It is game on for actinium-225 and lead-212. These two alpha-emitters can treat the same cancer and they are center stage in several researches around the world. However, only one can be the winner and conquer the market. What are the differences between these two powerhouses and which one is more likely to take the prize. Dr. Mark Konijnenberg, researcher Radiology & Nuclear Medicine at the Erasmus Medical Center in Rotterdam, involved in an actinium-225 study himself, shares his thoughts on a potential victor in this arena.
“We have the theoretical knowledge about both isotopes, but in the end it all comes down to experimenting and conducting clinical trials to determine the advantage of one isotope over the other”, Konijnenberg says. Konijnenberg is involved in a study to see if actinium-225 improves the efficacy of the therapy using lutetium-177-labeled PSMA-specific tracers for prostate cancer by replacing the β-emitting lutetium-177 with the α-emitting actinium-225. Actinium-225 is thought to have a higher therapeutic efficacy due to the high linear energy transfer (LET) of the emitted α-particles, which can increase the amount and complexity of the therapy-induced DNA double strand breaks (DSBs).This study is now in clinical phase 1.
Still, Konijnenberg believes that lead-212 might be a better alternative, due to the shorter half-life of lead. “It is a hypothesis, that I base on my experience with radiotherapy. In radiotherapy, they have discovered that giving many small doses of a radionuclide is less effective than giving a few large doses. In the latter case, the tumor shrunk more and the total dose was lower. I believe that using a radionuclide with a shorter half-life, leads to a higher dose rate and might be more effective”. The half-life of lead is 10,6 hours, compared to a half-life of actinium of 10 days.
The shorter half-life of lead does pose a challenge for the logistics and the transportation of this α-emitter. “The research phase is a hectic period in which combinations of different molecules and the isotope need to be tested. Having only 48 hours (within approximately 48 hours the lead-212 has fully decayed) to do this is not enough to conduct meaningful in vivo experiments”, Konijnenberg explains. “The thorium-lead generator, being developed at the moment, would be a great alternative, but radiation protection wise it still poses a challenge. We have a broad permit for allowed isotopes, but the thorium-228 generator would produce ten times the amount of radiotoxicity units allowed in the whole building. It means having a highly active and radiotoxic source in the center of Rotterdam. That is why there is a limit on the number of radionuclides you can have. We maybe need a special distribution center outside the hospital…”

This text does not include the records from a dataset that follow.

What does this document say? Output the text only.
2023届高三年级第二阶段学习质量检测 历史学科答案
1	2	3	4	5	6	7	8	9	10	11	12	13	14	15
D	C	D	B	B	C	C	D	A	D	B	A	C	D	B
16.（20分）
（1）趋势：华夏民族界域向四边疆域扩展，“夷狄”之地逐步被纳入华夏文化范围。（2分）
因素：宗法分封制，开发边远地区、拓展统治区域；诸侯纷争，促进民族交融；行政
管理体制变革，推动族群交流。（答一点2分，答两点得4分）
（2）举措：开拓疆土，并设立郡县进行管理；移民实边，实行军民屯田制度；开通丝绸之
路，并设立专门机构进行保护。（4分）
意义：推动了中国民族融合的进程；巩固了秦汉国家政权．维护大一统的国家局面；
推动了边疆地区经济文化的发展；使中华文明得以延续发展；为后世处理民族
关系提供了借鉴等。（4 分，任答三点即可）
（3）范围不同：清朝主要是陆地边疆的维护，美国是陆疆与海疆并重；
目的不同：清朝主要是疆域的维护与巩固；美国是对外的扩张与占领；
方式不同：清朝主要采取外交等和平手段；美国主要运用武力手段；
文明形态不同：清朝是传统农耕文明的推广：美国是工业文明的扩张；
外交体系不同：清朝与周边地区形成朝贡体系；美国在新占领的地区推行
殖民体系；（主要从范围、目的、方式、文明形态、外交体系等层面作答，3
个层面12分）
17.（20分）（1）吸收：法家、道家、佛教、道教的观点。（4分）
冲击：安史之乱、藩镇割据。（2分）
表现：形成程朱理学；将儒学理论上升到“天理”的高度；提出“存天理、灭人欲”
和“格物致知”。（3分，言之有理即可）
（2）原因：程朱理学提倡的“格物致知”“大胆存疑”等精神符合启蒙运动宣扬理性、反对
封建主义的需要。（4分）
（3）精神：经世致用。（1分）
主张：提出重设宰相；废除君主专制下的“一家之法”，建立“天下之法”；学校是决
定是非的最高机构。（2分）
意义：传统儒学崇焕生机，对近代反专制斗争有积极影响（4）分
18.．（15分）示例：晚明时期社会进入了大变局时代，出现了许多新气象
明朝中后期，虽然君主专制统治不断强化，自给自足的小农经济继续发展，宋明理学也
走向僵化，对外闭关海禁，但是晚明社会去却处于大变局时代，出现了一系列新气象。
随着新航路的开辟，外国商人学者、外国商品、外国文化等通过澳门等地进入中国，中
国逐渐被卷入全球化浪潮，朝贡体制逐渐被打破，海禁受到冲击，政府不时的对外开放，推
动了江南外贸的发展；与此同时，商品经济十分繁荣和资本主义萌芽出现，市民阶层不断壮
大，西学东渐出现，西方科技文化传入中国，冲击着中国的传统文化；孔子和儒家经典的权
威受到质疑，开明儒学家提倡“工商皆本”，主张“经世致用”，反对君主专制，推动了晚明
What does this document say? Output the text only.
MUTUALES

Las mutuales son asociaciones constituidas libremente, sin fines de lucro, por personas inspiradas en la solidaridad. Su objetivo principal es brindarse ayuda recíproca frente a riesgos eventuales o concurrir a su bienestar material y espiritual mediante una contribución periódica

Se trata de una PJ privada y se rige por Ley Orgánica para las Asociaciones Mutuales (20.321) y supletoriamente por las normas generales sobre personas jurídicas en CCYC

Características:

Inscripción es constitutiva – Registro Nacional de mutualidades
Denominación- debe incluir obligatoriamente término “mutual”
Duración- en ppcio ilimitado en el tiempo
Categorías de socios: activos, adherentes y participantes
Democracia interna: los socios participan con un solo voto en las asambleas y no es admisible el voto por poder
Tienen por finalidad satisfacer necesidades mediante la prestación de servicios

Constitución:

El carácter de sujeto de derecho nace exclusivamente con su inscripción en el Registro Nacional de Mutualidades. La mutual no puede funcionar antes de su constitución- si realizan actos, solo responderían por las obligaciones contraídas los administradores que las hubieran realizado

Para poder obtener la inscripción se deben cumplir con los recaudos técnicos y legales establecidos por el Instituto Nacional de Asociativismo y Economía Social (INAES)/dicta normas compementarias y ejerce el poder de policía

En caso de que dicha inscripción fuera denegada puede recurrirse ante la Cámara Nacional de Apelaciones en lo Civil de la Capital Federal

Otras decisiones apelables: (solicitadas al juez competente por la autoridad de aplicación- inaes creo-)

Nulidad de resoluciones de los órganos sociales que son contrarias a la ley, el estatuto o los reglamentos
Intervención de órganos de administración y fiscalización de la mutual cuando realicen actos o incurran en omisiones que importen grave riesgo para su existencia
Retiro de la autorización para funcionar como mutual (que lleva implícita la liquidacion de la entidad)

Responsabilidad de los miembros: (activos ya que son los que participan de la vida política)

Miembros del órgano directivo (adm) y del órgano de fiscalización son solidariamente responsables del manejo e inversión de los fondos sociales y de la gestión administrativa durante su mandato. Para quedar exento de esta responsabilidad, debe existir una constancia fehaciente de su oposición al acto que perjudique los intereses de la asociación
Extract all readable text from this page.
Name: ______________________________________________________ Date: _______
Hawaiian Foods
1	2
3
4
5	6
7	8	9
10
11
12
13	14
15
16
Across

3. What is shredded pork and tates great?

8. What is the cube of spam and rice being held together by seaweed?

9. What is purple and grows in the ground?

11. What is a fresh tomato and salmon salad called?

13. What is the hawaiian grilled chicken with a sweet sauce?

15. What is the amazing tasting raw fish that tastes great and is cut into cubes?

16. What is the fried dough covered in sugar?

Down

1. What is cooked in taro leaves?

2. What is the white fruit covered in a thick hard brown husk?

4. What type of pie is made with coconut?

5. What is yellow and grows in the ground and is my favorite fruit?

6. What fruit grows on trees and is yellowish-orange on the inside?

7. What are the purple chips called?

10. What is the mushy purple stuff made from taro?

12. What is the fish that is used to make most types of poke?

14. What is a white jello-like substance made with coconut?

One way or another, the first one to the finish line will conquer the market.
But actinium-225 also has its own factors, which might cause this isotope to be less than ideal. The problem lies in the larger ‘recoil’ of actinium by its alpha-decay. Konijnenberg: “Actinium has four alpha particles and decays into francium-221, astatine-217, bismuth-213 and thallium-209. We know that the third daughter, bismuth, accumulates in the kidneys, when it breaks free of the molecule. Bismuth is also radioactive. It is an α-emitter. Chances are that when actinium decays into francium, the large recoil energy will cause the connection between the chelator and the molecule PSMA to break and the isotope to detach. The isotope will then be able to travel to the kidneys and cause great damage. Lead-212 only has one alpha particle and when that particle is released, ideally it is already within the tumor.” The phase 1 trial that Konijnenberg is involved in, focuses in a large part on this challenge. He is not convinced though, that this will be the major deal breaker.
For now, actinium seems to have the upper hand. Where lead-212 is still in the preclinical phase, actinium-225 is in phase 1. And in several centers in Germany it is already used to treat patients on a small “compassionate use” scale. “There is anecdotal evidence that it benefits the patient greatly, even in patients that did not respond to Lu-PSMA therapy. But with actinium, most tumors nearly disappeared. So people are very excited about this radionuclide. But we are talking about only two or three patients here”, clarifies Konijnenberg.
However, if actinium proves to live up to the expectations, the current production capacity will not suffice. The demand will greatly exceed supply. And Konijnenberg believes, that is where lead-212 might win the race. “The production capacity of lead-212 is easier to scale up than it is for actinium. If it does turn out that actinium is going to be the radionuclide of choice, an inventive method needs to be found to increase the production capacity. One way or another, the first one to the finish line will conquer the market. The runner up will then need to prove how good it is.”